Edebiyatta Üç Nokta dergisi, yeni sayısında "Genç şairlerin neyi, nasıl okuduğunu ve nasıl yazdığını" hazırladığı soruşturma ile masaya yatırıyor.
cumhuriyet.com.trEditörlüğünü Cenk Gündoğdu’nun yaptığı Edebiyatta Üç Nokta dergisi, yeni sayısında “Genç şairlerin neyi, nasıl okuduğunu ve nasıl yazdığını” hazırladığı soruşturma ile masaya yatırıyor.
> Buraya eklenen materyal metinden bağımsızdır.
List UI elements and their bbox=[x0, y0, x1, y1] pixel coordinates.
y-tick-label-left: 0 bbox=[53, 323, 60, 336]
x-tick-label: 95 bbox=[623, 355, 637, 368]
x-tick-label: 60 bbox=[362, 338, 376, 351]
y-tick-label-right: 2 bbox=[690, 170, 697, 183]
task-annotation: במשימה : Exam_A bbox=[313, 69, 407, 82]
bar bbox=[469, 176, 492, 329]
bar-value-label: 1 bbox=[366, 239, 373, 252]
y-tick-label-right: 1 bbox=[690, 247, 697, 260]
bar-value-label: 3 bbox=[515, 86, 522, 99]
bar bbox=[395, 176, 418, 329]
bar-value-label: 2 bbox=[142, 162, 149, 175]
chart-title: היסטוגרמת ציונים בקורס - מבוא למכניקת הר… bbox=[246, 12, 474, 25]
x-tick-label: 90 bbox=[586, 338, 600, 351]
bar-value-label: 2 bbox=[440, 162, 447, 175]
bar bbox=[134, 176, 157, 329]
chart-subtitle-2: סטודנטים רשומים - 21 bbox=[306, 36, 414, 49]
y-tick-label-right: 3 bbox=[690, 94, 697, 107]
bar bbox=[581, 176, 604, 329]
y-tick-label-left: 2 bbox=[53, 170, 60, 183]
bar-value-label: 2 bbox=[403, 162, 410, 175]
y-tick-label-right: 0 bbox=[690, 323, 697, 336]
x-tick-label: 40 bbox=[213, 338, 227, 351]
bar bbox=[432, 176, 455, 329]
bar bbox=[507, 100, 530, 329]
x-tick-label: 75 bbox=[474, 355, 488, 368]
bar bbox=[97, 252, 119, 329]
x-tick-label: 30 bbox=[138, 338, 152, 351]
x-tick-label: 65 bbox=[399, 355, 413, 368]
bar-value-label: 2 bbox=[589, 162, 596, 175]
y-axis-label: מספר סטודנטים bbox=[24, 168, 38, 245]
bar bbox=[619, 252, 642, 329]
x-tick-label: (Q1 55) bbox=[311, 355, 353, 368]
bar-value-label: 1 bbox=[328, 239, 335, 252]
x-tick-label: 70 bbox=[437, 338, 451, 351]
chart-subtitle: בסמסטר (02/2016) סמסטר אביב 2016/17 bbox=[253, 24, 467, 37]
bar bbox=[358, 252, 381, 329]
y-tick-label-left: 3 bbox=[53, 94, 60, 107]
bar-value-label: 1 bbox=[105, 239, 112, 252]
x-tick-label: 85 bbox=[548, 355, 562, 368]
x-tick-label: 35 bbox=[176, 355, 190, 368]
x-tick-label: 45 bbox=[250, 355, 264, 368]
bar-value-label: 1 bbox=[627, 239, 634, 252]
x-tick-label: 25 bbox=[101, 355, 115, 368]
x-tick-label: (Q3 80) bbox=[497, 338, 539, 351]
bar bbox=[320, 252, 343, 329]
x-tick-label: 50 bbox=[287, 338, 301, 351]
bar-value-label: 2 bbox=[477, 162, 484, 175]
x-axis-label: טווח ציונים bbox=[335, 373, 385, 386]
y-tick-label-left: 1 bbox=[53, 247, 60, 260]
Mehmet H. Doğan’ın ‘Son Okumalarım’ kitabını hediye eden dergide; soruşturma kapsamında anılan imzalardan dikkat çekenler: Baki Ayhan T, Betül Dünder, Bünyamin K, Ercan Yılmaz, Faris Kuseyri, Gülce Başer, Hüseyin Köse, Özcan Erdoğan, Seyyidhan Kömürcü yanıtları ve okuma alışkanlıkları ile yazma yöntemlerine değindi. Şair ve yazarların neyi nasıl okuduğu ve özellikle nasıl yazdığı her daim okur katında merak konusu olmuştur. Yaşadığımız çağın; aklı rafa kaldırarak dünyayı kan pazarına döndürdüğüne işaret eden dergide, genç imzaların birbirinden ilginç ve dikkatle okunmayı hak eden yanıtlarında olan biten tüm olumsuzlukların ortasında isyanlarına tanık oluyoruz. Seda Demirel’in sunuş yazıyla açılan soruşturma dosyası aynı çağda yaşayan genç imzaların benzemezliklerini ve kesişen yönlerini ortaya koyması bakımından da ayrı bir öneme haiz. Mehmet Akif Ertaş, Orhan Pamuk ve Umberto Eco’nun yazma yöntemlerinin, yazıya bakışlarının genç bir yazarı nasıl bir yola vurduğunu “Saf ve Düşünceli Romancı” ile “Genç Bir Romancının İtirafları”nı karşılaştırarak paylaşıyor. Tahir Abacı, “Toplumsal Kurtuluş ve Siyaset” başlıkla yazısında sosyal gerçekliğin şiirden ayrı olmadığını çarpıcı örneklerle göstererek derin bir tartışmanın fitilini yakıyor. Mustafa Bayram Mısır, “Yetmez Ama Hayır” diyen Ali Özgür Özkarcı’nın yeni kitabında yaşanan hayattan ayrı durmayan gür sesi tartıyor. Dergide şiirleriyle dikkat çeken imzalar; Tahir Abacı, Lale Müldür, Haydar Ergülen, Emirhan Oğuz, Cem Uzungüneş, Cihan Oğuz, Mesut Aşkın, Mehmet Butakın, Beşir Sevim.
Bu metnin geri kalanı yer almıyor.